Dallol Volkanı, son derece yüksek sıcaklıkları ve yaşanan doğa olayı nedeniyle insanlar tarafından cehenneme benzetiliyor. Dünyada en yüksek sıcaklıkların ölçüldüğü yerleşim yeri olarak tespit edilen Dallol Volkanı, volkanik patlamalar sonucunda oluşmuş göllerindne meydana geliyor. Bölgeye fotoğraf çekmek için ziyarete giden gezginlerin her an ölme riski bulunuyor. Çünkü bu kraterin sıcaklığı çoğu zaman 50 dereceyi geçiyor ve etrafında dolaşan insanların kratere düşmesi halinde haşlanarak ölümlerine bile sebep olabiliyor. Dallol Yanardağı'nın 100 yıl önce pasifleştiği ve etkisinin şu anda devam etmediği biliniyor. Bölgedeki nem oranı yanar dağın kraterleri ve lavlarından çıkan buhar nedeniyle %60'a kadar çıkıyor.
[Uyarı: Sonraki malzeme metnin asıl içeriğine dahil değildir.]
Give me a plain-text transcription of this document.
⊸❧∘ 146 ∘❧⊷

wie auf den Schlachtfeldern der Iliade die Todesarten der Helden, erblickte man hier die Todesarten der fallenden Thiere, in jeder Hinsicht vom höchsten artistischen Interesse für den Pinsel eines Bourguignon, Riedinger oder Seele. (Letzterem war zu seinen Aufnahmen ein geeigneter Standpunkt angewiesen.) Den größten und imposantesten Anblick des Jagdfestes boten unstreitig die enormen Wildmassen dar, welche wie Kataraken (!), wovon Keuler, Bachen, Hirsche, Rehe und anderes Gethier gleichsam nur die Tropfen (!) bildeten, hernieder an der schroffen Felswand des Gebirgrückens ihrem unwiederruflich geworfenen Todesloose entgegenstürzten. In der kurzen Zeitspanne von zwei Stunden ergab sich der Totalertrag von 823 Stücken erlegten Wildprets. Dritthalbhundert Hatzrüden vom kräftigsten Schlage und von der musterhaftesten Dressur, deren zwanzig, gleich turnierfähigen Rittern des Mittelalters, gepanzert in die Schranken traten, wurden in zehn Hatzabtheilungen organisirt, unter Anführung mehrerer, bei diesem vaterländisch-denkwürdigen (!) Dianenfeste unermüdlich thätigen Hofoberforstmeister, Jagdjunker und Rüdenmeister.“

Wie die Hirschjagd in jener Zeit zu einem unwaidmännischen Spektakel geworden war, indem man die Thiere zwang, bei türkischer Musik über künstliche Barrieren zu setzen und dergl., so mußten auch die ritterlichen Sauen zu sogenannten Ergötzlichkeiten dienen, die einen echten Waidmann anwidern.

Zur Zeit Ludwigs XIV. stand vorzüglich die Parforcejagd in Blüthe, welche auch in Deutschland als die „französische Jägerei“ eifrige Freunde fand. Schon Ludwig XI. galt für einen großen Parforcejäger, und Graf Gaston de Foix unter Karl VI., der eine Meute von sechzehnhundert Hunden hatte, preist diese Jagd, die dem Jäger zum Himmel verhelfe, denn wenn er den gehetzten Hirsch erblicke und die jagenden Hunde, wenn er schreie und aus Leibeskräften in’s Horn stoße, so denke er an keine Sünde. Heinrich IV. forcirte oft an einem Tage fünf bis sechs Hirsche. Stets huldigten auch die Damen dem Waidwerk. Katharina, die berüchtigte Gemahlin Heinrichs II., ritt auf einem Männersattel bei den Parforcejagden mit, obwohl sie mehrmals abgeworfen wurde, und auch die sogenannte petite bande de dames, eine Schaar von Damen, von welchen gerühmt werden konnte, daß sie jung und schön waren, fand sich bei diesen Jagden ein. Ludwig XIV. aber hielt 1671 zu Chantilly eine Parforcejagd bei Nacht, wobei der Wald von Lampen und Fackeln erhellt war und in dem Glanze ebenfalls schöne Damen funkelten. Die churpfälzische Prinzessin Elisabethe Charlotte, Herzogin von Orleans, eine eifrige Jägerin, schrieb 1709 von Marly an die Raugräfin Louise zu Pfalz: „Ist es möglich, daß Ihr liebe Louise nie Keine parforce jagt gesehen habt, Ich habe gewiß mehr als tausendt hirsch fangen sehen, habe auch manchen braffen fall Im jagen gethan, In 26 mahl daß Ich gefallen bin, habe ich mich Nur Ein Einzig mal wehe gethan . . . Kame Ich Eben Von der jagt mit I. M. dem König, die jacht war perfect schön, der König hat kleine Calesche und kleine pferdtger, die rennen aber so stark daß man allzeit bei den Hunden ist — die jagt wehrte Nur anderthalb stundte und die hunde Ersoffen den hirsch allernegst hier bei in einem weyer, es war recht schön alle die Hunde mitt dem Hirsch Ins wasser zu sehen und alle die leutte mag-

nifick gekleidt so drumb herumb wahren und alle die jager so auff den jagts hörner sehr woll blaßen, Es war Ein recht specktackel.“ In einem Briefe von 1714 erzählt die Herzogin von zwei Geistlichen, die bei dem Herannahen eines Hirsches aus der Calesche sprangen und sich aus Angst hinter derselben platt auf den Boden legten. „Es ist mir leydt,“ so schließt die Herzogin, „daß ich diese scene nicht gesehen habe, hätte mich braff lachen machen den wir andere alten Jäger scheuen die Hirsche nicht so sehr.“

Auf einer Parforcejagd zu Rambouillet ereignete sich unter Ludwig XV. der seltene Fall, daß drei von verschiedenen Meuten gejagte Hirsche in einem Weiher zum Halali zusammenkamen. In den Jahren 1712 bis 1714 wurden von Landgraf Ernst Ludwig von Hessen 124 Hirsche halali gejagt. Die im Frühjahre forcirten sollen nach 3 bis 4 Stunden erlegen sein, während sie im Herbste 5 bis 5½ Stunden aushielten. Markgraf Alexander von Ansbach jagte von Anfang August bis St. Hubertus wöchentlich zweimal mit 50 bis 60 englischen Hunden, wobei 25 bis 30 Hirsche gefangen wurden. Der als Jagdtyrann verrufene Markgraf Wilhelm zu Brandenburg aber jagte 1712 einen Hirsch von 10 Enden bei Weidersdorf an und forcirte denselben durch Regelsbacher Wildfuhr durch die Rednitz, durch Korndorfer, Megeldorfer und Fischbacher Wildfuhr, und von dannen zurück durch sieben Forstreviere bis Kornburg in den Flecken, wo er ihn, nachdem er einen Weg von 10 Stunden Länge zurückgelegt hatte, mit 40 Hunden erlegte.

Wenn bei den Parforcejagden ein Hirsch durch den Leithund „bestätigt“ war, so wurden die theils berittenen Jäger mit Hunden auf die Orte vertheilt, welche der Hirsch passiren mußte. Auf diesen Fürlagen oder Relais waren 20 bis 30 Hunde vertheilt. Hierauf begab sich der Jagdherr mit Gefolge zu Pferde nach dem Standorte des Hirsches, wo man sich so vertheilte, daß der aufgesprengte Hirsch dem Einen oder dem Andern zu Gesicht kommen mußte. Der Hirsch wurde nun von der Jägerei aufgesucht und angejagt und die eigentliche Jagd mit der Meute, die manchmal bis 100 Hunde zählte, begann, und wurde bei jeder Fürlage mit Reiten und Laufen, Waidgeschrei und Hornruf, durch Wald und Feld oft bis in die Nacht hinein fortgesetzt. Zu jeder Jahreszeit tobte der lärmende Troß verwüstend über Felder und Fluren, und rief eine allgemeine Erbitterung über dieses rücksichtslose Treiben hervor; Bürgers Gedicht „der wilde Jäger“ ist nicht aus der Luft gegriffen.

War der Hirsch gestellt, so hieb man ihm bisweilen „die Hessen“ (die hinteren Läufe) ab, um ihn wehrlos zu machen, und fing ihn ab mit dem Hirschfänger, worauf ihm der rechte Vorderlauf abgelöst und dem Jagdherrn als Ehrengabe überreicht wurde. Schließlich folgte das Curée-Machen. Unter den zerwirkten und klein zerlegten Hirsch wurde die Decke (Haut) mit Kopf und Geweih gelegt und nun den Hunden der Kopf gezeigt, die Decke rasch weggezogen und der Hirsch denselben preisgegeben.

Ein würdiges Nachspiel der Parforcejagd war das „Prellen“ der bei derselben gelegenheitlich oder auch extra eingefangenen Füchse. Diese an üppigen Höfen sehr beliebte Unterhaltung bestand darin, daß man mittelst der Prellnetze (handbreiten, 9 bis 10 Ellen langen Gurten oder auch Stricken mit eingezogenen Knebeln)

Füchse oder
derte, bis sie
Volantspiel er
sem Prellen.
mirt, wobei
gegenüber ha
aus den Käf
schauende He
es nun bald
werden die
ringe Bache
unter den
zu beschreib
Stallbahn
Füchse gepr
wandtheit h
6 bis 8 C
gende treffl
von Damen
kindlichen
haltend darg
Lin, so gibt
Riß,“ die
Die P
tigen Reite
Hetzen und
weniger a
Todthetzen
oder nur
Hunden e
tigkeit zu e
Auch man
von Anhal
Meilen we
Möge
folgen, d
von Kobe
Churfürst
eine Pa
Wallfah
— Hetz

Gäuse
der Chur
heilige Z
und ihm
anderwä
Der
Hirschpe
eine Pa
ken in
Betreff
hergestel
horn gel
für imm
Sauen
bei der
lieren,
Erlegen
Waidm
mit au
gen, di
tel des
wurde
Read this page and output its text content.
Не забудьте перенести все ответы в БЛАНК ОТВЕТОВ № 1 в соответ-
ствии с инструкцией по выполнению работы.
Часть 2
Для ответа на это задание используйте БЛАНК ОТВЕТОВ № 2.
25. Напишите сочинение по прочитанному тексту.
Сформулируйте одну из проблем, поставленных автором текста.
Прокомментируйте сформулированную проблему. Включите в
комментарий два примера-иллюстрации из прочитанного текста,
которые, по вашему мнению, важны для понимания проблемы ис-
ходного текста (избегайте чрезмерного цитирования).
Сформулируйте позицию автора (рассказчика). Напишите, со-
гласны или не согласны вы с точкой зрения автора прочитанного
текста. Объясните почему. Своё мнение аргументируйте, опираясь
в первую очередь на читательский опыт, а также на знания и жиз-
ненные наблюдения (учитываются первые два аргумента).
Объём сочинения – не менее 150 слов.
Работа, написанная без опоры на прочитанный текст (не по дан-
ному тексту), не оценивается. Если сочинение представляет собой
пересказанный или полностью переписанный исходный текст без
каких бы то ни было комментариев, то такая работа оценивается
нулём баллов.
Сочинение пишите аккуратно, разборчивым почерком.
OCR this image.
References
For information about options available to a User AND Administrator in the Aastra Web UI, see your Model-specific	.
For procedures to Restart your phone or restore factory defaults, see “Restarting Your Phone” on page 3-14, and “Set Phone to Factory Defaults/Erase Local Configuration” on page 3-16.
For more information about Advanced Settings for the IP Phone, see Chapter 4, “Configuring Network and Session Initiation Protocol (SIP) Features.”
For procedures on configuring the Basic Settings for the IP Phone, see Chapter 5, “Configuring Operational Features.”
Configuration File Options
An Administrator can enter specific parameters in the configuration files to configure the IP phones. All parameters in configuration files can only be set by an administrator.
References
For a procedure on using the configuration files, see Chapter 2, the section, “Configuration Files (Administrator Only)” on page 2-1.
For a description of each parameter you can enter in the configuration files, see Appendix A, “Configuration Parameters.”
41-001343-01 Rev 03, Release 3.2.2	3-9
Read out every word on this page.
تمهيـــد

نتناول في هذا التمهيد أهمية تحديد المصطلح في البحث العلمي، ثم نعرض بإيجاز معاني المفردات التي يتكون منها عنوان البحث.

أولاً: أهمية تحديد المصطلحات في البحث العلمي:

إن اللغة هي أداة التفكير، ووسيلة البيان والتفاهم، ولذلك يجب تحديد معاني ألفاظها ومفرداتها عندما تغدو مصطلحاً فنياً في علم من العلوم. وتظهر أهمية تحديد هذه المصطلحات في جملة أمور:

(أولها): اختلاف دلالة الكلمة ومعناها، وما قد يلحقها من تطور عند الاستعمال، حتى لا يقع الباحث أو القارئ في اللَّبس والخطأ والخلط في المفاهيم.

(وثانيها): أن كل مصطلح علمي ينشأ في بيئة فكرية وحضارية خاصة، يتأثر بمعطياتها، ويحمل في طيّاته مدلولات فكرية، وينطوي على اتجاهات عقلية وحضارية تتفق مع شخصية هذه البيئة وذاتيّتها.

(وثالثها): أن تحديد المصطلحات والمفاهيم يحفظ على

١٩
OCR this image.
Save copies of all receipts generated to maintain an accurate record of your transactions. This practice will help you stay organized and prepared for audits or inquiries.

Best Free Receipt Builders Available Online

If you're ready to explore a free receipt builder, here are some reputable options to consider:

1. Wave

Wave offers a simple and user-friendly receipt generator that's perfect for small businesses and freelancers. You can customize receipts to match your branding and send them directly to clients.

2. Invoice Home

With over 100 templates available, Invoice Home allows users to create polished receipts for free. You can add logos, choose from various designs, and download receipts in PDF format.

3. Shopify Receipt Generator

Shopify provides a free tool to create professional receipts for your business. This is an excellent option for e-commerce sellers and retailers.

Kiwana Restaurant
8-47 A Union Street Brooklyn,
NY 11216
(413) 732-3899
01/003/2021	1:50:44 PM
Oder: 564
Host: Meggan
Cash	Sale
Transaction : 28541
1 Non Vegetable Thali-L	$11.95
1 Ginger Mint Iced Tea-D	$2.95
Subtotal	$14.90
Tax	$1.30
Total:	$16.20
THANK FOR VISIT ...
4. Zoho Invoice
Yerel Afar halkı, bu mucizevi doğa görünümü için ilgi çekici bir efsane dahi üretmeyi başardı. Efsaneye göre, bu bölgede yaşayan halk krallar gibi para içinde ve varlıklı bir şekilde hayatını devam ettiriyor. Ancak gözlerini bürüyen para hırsı ve aç gözlü davranışları nedeniyle Tanrı onları cezalandırdı. Tanrı’ya itaat etmeyi bırakmaları ise cezanın kesinleşmesine neden oldu. Tanrı da ceza olarak halkın altınlarını tuza çevirdi ve göl altın sarısı bir rengi aldı. Halk ne zaman açgözlülüğü bırakıp Tanrı’ya itaati devam ettirirse Tanrı’nın o zaman altınları geri vereceğine inanılıyor.